Na Energisa, Kassia Goes, Coordenadora Processos e Cadastro Comercial, deu uma resposta direta. A empresa conecta métricas a planos de ação claros, garantindo que cada indicador gere impacto real na jornada.
Essa abordagem gerou identificação no público. Muitos executivos reconhecem o desafio de transformar dashboards em decisões.
O painel reforçou um aprendizado importante: maturidade em CX depende de disciplina operacional.

Empresas que evoluem trabalham com ciclos curtos de análise e ação, ajustando a jornada de forma contínua.
O ponto de virada: a jornada começa dentro da empresa
Um dos momentos mais provocativos veio quando o debate entrou na experiência do colaborador.
No iFood, Giovanna Godoy, Gerente de CX, apresentou a transformação da experiência dos agentes de atendimento. A empresa redesenhou processos e investiu em tecnologia para melhorar o dia a dia das equipes. O impacto apareceu diretamente na experiência do cliente.
Esse ponto conecta com uma visão mais ampla do setor: tecnologia impulsiona, mas pessoas sustentam a experiência.

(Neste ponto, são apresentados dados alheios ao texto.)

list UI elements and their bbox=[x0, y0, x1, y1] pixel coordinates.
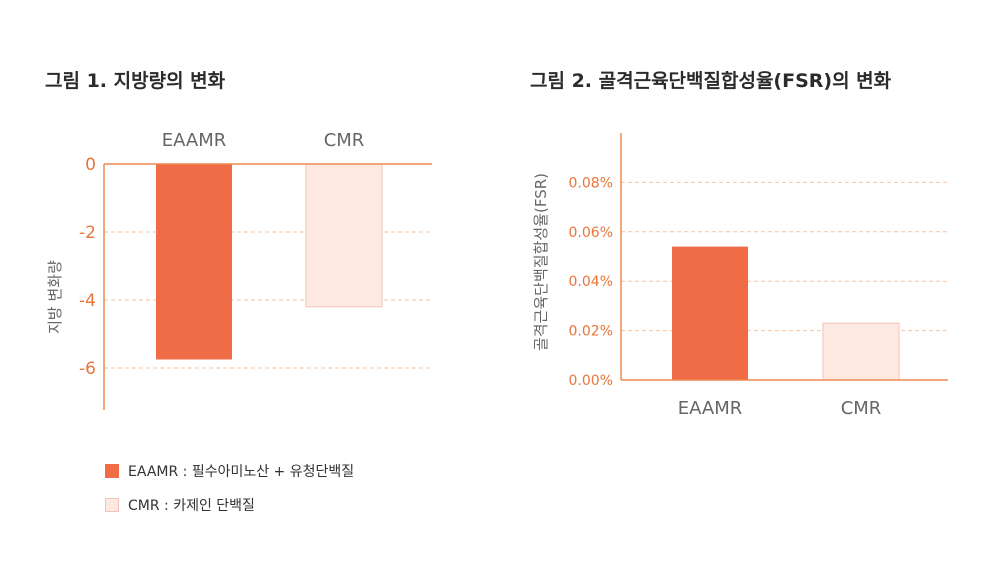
chart2-ytick-label: 0.06% bbox=[569, 225, 613, 241]
legend-item-cmr: CMR : 카제인 단백질 bbox=[105, 495, 255, 515]
chart2-y-axis-label: 골격근육단백질합성율(FSR) bbox=[532, 173, 550, 351]
chart2-bar-cmr bbox=[822, 322, 900, 381]
chart2-category-label: CMR bbox=[841, 398, 882, 419]
chart2-ytick-label: 0.04% bbox=[569, 274, 613, 290]
chart2-ytick-label: 0.02% bbox=[569, 324, 613, 340]
chart1-y-axis-label: 지방 변화량 bbox=[46, 260, 64, 334]
chart1-title: 그림 1. 지방량의 변화 bbox=[45, 70, 226, 92]
legend-label-cmr: CMR : 카제인 단백질 bbox=[128, 498, 255, 514]
chart1-category-label: EAAMR bbox=[162, 130, 227, 151]
chart2-bar-eaamr bbox=[672, 246, 748, 380]
chart1-category-label: CMR bbox=[324, 130, 365, 151]
chart1-ytick-label: -2 bbox=[79, 223, 96, 243]
chart1-bar-eaamr bbox=[156, 164, 232, 360]
legend-label-eaamr: EAAMR : 필수아미노산 + 유청단백질 bbox=[128, 464, 355, 480]
chart2-title: 그림 2. 골격근육단백질합성율(FSR)의 변화 bbox=[530, 70, 892, 92]
chart2-category-label: EAAMR bbox=[678, 398, 743, 419]
chart2-ytick-label: 0.00% bbox=[569, 373, 613, 389]
chart1-bar-cmr bbox=[305, 163, 383, 308]
chart1-ytick-label: 0 bbox=[85, 155, 96, 175]
legend-swatch-cmr bbox=[105, 498, 119, 512]
chart2-ytick-label: 0.08% bbox=[569, 175, 613, 191]
legend-swatch-eaamr bbox=[105, 464, 119, 478]
legend-item-eaamr: EAAMR : 필수아미노산 + 유청단백질 bbox=[105, 461, 354, 481]
chart1-ytick-label: -4 bbox=[79, 291, 96, 311]
chart1-ytick-label: -6 bbox=[79, 359, 96, 379]
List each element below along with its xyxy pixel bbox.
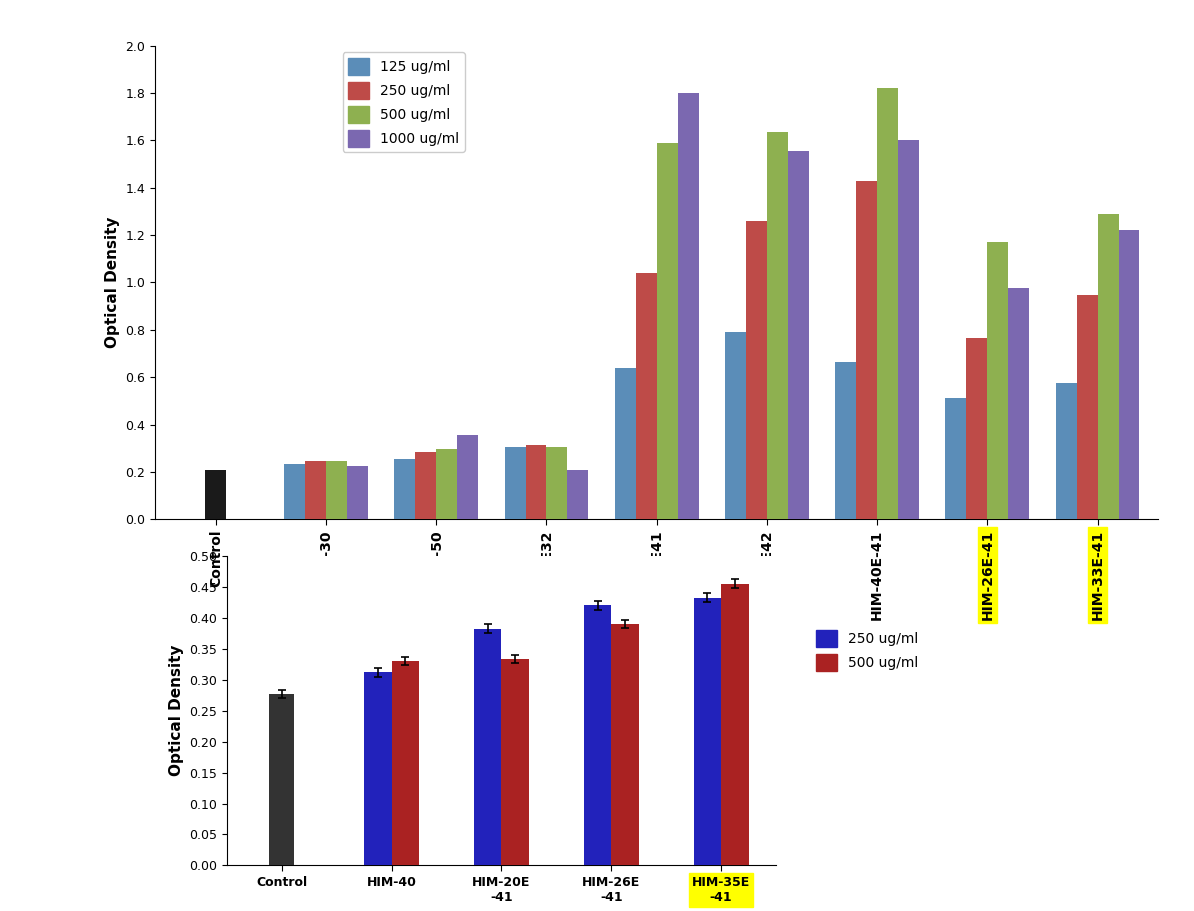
Bar [547, 447, 567, 519]
Bar [525, 445, 547, 519]
Bar [474, 629, 501, 865]
Bar [725, 333, 746, 519]
Bar [836, 362, 856, 519]
Bar [946, 398, 966, 519]
Bar [392, 661, 419, 865]
Bar [505, 447, 525, 519]
Bar [284, 464, 306, 519]
Bar [1055, 383, 1077, 519]
Bar [678, 93, 698, 519]
Bar [394, 459, 416, 519]
Bar [966, 338, 987, 519]
Bar [457, 435, 478, 519]
Bar [721, 584, 749, 865]
Bar [284, 464, 306, 519]
Bar [615, 368, 635, 519]
Bar [501, 660, 529, 865]
Bar [364, 672, 392, 865]
Bar [394, 459, 416, 519]
Legend: 250 ug/ml, 500 ug/ml: 250 ug/ml, 500 ug/ml [811, 625, 924, 677]
Bar [611, 624, 639, 865]
Bar [856, 180, 878, 519]
Bar [746, 220, 767, 519]
Bar [898, 140, 919, 519]
Bar [657, 143, 678, 519]
Bar [878, 88, 898, 519]
Bar [615, 368, 635, 519]
Bar [205, 469, 227, 519]
Bar [567, 469, 589, 519]
Bar [725, 333, 746, 519]
Bar [946, 398, 966, 519]
Bar [1119, 230, 1139, 519]
Bar [436, 449, 457, 519]
Bar [1008, 288, 1029, 519]
Bar [1055, 383, 1077, 519]
Bar [306, 461, 326, 519]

A Rvops, com Ricardo Alves, CEO, reforçou essa leitura ao mostrar como transformação organizacional impacta consistência e escala da jornada.
Aqui surge um insight decisivo para líderes: experiência do cliente reflete diretamente a experiência do colaborador.
O bastidor que mais chamou atenção: consistência em escala
Ao longo da Trilha 11, um tema apareceu de forma recorrente, mesmo quando não era explicitado: consistência.
Desenhar uma boa jornada já se tornou prática comum. Sustentar essa jornada em escala, com diferentes canais, perfis de clientes e contextos operacionais, representa o verdadeiro desafio.
Rodrigo Tavares conduziu esse ponto com habilidade ao longo do painel, retomando a discussão sempre para o campo da execução.

O recado final para executivos de CX ficou claro:
- Jornada do cliente exige integração entre áreas
- Dados orientam, mas execução define resultado
- Cultura organizacional sustenta a experiência no longo prazo
- Pessoas continuam no centro da transformação
Os cases de jornada do cliente mostraram que vantagem competitiva nasce da capacidade de fazer o básico com excelência — de forma consistente, escalável e orientada ao cliente.